А чтоб развязать себе руки окончательно, стародворские мудрецы не без участия хитромудрых придворных советчиков, густо окружавших царскую семью и всеми силами добивавшихся падения Престола, посоветовали торопить царя с отъездом в Ставку. МоЛ, нарастает недовольство в войсках. Чтоб доказать ему это, они делегировали к царю великого князя Михаила Александровича, который сумел убедить Государя, что действительно в армии растет недовольство его отсутствием. Мол, царь живет себе в тишине и комфорте, тогда как они, солдаты, страдают и вшивеют в окопах.
Знали чем пронять мягкое сердце царя. Он засобирался в Ставку.

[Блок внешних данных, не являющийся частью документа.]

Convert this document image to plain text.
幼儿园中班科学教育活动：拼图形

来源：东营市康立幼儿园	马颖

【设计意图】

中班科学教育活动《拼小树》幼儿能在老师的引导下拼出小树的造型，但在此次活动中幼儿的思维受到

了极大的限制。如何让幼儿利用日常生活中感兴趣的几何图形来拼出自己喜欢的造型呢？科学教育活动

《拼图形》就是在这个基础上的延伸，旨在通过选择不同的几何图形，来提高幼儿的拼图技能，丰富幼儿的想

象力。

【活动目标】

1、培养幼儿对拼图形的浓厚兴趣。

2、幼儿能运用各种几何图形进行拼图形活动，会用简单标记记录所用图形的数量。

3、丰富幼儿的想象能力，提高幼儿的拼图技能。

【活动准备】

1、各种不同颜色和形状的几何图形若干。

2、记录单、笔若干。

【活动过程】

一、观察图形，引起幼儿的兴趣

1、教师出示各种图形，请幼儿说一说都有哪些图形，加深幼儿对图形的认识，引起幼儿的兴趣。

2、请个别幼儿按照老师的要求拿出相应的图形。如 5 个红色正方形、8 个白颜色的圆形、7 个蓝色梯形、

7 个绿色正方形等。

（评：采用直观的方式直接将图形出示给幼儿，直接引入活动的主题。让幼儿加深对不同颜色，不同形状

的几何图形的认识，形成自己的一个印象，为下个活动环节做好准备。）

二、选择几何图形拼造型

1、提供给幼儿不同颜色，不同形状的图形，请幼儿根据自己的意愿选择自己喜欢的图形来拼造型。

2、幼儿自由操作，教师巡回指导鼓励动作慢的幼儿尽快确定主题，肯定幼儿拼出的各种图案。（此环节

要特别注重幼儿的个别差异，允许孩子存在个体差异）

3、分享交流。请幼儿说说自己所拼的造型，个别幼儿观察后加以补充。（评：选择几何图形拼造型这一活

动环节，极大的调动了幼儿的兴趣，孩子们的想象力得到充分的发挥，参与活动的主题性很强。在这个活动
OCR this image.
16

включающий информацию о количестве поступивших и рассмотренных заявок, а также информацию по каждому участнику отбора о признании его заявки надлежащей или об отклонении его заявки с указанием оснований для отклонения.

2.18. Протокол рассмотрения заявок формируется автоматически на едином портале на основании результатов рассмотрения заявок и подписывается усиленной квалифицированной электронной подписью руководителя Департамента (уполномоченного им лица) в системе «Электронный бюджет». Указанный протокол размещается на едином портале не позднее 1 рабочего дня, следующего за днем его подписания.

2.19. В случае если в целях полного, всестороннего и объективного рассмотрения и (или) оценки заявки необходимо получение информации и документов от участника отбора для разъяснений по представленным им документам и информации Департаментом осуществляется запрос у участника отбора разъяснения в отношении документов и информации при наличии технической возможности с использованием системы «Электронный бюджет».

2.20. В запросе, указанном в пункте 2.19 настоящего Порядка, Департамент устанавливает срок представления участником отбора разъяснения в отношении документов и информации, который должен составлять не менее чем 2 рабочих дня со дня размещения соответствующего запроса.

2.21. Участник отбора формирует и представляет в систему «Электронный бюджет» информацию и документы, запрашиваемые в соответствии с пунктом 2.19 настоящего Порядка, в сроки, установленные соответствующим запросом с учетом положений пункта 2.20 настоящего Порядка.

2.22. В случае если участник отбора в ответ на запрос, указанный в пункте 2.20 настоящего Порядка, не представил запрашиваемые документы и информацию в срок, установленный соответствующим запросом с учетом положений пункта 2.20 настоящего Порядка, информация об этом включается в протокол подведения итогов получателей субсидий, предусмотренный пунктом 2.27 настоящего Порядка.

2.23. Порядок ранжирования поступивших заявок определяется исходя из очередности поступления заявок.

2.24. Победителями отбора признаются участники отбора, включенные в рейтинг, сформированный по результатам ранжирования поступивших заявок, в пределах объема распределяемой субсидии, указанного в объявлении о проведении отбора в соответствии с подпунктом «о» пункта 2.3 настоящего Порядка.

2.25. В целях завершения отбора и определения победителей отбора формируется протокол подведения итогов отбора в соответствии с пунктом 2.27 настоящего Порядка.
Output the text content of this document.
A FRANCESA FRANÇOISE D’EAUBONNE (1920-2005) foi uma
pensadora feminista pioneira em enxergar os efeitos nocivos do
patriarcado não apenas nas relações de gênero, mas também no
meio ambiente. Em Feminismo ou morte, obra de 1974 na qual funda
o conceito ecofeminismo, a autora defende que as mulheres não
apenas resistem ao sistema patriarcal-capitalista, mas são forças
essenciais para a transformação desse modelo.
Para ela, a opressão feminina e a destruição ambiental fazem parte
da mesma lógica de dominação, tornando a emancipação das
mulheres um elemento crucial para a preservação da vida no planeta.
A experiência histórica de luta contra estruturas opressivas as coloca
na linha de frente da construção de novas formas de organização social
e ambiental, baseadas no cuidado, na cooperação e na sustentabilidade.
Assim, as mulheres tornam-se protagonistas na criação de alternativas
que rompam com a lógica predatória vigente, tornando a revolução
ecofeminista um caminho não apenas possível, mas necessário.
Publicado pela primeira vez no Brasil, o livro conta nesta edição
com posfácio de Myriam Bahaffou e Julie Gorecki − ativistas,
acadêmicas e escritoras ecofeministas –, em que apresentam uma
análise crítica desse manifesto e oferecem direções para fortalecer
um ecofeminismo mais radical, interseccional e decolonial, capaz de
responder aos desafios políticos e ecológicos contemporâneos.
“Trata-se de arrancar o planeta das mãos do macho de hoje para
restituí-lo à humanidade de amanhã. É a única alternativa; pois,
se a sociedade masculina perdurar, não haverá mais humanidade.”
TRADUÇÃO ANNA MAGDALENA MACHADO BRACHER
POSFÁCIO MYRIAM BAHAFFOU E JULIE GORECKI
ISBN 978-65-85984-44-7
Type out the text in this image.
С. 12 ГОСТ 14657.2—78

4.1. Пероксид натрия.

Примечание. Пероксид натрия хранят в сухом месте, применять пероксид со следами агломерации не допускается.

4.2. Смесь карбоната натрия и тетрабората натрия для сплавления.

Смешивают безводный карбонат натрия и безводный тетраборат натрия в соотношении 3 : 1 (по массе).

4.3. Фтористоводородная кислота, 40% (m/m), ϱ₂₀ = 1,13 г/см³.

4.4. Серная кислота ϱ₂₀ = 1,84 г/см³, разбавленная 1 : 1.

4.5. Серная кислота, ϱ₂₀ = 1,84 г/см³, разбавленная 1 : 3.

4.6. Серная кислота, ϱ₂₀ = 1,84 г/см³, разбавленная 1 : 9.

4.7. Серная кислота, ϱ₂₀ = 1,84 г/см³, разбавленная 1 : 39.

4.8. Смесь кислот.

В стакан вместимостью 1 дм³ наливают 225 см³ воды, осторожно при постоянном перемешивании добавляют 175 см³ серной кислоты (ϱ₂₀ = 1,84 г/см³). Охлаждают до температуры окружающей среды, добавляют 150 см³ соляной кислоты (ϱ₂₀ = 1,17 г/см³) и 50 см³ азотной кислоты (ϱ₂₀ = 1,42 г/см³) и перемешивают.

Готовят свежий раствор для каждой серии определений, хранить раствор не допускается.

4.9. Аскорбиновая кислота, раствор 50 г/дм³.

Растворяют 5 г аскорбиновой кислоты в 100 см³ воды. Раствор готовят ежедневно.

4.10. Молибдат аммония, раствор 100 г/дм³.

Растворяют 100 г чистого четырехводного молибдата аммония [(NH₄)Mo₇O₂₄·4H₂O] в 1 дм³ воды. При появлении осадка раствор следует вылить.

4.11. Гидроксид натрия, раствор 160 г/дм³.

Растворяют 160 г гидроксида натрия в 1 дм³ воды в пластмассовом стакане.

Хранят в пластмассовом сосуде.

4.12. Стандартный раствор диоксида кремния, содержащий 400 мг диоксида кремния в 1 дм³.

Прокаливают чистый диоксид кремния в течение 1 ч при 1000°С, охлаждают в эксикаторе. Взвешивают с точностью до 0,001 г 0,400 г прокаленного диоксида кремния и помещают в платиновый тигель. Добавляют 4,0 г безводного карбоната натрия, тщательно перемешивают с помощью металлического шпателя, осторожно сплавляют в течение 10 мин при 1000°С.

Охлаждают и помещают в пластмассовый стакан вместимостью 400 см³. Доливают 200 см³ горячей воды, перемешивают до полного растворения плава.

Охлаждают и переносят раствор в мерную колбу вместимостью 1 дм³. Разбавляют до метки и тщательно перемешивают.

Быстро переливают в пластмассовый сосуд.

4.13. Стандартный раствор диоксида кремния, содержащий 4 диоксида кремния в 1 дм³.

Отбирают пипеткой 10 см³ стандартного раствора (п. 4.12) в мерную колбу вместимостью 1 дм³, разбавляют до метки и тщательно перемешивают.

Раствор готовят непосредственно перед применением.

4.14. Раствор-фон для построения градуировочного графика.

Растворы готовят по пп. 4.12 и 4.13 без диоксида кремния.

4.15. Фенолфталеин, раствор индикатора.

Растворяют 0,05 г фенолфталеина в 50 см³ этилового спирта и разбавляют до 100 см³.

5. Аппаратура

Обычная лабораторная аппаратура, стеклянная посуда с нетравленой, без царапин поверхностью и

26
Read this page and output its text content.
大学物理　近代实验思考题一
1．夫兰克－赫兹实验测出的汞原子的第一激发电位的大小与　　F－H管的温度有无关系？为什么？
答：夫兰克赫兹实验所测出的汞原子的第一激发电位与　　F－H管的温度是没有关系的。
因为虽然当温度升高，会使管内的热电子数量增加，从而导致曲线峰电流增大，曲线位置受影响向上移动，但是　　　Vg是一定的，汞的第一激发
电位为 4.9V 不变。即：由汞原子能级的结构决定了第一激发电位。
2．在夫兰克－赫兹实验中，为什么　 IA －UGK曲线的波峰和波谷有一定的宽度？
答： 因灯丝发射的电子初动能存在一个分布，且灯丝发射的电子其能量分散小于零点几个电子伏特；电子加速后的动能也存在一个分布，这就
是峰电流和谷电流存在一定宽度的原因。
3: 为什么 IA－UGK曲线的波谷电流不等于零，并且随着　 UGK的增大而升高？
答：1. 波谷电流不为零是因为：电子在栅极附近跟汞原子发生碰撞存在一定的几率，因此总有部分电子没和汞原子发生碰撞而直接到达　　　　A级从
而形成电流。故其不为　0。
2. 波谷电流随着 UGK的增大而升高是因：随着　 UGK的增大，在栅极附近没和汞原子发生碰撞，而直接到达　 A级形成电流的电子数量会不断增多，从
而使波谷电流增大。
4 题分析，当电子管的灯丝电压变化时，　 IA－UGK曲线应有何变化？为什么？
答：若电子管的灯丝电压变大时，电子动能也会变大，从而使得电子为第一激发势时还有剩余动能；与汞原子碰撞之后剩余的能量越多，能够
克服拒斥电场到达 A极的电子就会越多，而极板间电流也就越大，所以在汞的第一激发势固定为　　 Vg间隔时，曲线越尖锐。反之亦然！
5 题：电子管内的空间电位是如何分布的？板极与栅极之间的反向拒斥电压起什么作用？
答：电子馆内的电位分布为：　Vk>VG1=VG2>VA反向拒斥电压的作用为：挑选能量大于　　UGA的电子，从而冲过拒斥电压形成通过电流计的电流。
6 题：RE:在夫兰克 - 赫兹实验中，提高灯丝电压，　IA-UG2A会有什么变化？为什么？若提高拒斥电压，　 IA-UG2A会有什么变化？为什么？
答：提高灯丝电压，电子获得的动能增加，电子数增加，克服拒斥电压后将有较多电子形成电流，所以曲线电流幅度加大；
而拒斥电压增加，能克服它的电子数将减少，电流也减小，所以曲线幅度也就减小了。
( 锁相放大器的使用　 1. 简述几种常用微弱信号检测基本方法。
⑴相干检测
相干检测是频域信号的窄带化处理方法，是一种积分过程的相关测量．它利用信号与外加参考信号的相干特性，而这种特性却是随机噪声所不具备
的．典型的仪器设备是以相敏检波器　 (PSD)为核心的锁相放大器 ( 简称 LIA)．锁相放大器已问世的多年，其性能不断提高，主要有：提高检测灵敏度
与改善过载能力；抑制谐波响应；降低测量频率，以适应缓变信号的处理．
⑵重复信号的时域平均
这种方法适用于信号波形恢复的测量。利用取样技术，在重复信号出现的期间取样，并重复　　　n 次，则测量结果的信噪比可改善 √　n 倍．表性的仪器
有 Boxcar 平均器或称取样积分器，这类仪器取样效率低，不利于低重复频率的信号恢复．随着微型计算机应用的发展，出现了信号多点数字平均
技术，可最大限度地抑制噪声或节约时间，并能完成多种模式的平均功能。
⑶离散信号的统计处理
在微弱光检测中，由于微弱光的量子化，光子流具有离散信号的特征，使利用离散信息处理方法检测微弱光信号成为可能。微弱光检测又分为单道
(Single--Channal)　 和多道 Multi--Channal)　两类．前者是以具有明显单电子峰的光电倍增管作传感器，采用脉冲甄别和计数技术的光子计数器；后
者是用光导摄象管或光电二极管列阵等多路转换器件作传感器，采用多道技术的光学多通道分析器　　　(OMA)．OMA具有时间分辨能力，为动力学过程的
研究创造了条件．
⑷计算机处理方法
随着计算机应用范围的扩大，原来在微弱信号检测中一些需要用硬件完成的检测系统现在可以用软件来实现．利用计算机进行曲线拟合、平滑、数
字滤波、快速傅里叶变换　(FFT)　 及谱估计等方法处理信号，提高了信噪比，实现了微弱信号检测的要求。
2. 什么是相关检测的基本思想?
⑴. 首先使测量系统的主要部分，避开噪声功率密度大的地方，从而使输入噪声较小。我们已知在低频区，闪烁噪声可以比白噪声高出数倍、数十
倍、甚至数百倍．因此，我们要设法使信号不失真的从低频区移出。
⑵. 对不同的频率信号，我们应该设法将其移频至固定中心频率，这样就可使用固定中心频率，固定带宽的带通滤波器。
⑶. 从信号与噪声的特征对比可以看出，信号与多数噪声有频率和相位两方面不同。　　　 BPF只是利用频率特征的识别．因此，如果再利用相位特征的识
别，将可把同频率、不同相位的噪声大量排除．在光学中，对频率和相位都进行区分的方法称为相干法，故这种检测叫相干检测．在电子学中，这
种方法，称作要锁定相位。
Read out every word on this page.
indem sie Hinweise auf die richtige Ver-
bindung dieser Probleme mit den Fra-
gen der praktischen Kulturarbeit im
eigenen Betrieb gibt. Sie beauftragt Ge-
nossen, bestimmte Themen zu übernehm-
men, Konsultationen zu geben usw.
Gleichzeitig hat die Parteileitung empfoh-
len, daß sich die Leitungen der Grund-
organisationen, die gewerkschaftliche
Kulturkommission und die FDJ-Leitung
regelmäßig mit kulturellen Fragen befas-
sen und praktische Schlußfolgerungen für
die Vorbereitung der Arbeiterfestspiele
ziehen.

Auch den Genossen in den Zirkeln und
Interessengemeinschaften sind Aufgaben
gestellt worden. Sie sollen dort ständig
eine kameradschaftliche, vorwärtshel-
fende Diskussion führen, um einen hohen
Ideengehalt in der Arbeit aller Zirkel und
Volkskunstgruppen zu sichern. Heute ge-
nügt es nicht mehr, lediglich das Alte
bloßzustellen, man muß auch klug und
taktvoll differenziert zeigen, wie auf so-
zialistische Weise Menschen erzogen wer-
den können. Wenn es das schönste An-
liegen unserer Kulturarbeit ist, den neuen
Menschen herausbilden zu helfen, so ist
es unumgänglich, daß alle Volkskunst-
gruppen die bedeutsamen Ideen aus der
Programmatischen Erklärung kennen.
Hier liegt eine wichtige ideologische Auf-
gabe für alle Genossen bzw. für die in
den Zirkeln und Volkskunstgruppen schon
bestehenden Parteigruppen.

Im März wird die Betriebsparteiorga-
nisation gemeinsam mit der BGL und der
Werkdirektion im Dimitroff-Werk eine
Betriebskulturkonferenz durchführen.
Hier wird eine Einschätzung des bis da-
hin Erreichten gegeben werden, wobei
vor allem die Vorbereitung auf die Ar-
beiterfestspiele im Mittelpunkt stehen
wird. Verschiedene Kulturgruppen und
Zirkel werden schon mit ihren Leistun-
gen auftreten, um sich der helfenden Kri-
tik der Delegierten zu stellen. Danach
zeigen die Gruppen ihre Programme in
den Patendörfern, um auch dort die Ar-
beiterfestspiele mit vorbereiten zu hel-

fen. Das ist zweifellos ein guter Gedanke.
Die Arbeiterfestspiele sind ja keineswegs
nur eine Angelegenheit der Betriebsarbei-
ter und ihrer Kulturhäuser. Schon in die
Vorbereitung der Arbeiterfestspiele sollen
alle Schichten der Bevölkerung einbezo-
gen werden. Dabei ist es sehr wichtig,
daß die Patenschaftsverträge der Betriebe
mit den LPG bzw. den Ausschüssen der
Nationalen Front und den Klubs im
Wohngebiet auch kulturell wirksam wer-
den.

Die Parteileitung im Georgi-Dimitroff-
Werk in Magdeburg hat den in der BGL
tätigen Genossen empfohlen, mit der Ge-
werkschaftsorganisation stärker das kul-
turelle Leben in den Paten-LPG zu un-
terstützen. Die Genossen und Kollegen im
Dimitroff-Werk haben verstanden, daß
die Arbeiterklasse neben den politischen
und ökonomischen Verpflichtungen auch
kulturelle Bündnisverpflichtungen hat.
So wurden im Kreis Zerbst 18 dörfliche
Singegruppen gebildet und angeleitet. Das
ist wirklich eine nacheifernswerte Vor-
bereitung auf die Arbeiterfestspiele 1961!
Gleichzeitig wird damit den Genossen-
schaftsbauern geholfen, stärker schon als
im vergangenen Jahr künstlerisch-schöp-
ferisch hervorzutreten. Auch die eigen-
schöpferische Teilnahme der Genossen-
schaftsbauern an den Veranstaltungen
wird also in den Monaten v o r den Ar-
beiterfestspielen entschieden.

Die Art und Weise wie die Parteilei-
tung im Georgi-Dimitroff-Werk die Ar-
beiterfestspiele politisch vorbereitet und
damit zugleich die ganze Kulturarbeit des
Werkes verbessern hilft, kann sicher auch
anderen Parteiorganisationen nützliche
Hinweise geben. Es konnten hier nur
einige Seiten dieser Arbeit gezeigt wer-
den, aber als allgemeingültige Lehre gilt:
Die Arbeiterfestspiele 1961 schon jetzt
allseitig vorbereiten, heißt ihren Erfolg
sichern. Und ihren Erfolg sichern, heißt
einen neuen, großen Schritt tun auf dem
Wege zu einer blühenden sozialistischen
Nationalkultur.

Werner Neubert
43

А революционным бузотерам и стародворцам этого и надо было.
Перед самым отъездом Николая II ему доложили, что посол Англии Бьюкенен принимает активное участие в интригах против него. Чуть ли не ежедневно совещается с великими князьями.
Государыня при этом известии побледнела от возмущения. И потребовала от супруга, чтоб он немедленно обратился к правительству Англии об отзыве посла — интригана. И тут мягкосердечный царь проявил слабость характера.
— Я обещаю тебе, Алекс, — плохо иммитируя негодование, сказал он. — Обещаю послать королю Георгу теле грамму с просьбой воспретить послу вмешиваться в наши дела. Но отозвать его! Не слишком ли резко?..
17 февраля утром он отбыл в Ставку.
Уехал с дурным предчувствием на душе. Государыня плакала, прощаясь. От ее слез было еще тяжелее. Он понимал, как трудно ей оставаться одной перед лицом назревающей революции. Да еще с больными детьми. Ко всему — верная фрейлина Анна Вырубова тоже слегла.
Предчувствия не обманули: вскоре в Ставку пришло известие о революции в стране. От этого известия что?то как бы рухнуло в душе его. Навалилась непреодолимой глыбой страшная апатия.
Тем временем с известием о революции во дворец к императрице пришел великий князь Павел Александрович.